Central to Amour’s power are these great actors who give an astonishingly transparent, nuanced, ultimately revelatory duet performance. Trintignant, now 85, first attracted attention 59 years ago as the callow fellow seduced by Brigitte Bardot in …And God Created Woman before starring in the seminal ’60s films A Man and a Woman, The Easy Life, Z and The Conformist. Riva, 89, came to Cannes in 1959 as the nameless European in postwar Japan in Alain Resnais’ landmark Hiroshima Mon Amour. She and Trintignant, though never before in a film together, are fully convincing as a lifelong couple: enjoying playful badinage, anticipating each other’s wants, at times nodding in silence over a shared memory.

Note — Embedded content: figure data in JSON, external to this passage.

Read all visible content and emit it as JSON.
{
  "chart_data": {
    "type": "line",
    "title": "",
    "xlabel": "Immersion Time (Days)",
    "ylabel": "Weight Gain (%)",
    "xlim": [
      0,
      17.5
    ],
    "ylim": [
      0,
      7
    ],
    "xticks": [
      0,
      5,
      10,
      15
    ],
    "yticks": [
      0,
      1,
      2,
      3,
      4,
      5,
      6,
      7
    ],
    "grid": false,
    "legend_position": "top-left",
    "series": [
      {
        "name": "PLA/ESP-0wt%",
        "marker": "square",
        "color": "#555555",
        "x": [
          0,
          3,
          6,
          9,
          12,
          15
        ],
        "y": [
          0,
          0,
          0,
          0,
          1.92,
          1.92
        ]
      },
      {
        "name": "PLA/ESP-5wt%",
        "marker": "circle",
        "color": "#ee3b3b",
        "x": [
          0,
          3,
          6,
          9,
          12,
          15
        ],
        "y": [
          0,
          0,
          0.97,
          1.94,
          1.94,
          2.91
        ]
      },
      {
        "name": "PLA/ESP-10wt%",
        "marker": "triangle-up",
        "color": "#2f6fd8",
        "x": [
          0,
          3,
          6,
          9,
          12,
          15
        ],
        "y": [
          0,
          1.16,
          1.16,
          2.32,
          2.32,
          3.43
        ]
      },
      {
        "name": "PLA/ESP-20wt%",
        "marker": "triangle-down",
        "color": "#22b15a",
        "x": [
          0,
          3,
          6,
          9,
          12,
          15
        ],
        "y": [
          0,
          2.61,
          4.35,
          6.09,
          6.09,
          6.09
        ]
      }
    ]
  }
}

The onset of the illness is deceptively passive. One morning at breakfast Anne becomes unresponsive and mute. The stroke lasts only a matter of seconds and she seems to return to normal. But several weeks and one operation later, Anne returns to the apartment in a wheelchair, the right side of her body paralyzed. Everything that follows transpires entirely within the familiar enclosure of their lovely home, predictability more and more frequently accompanied by surprise. Together, they try to accept their diminished circumstance, cleaving to the quality that remains, until a second stroke erodes even more of her essence. Haneke shoots most sequences in a static frame with an inexorably watchful lens: we are forced to observe the details where, we are reminded, both evil and good reside.
Some have seen Haneke’s work as that of a stern, emotionally demanding, filmmaker—but no one can dispute his mastery of camera mood for psychological and emotional shadings. Here, even more resonantly than in The Piano Teacher (2001), Caché (2005), and the period epic The White Ribbon (2009), the auteur’s visual style is limpid, organic, palpably intimate. Rather than a cause for depression, Amour is a memorable portrait of love; it gives us the opportunity of peering candidly and with delicate care into the lives of two strangers, understanding them, and being enriched by the potent bond—recognizable but difficult to articulate—that great art forges among us. We come away from the cinematic experience as witnesses; we feel the truth of what we have seen and heard and, even as we may know in vivid dreams that we’re asleep, we are somehow changed. The realism here augments our conception of the term.
Though unflinching, even harrowing, this film offers something else, something more, something reviving. Perhaps Haneke is acknowledging that true love has a dimension that can outlast the lives of the lovers. Whatever his intent, the spell of this incandescent film will be for most viewers unforgettable. In the history of movies about death in human life—and about loving—Amour is certain to last a very long time.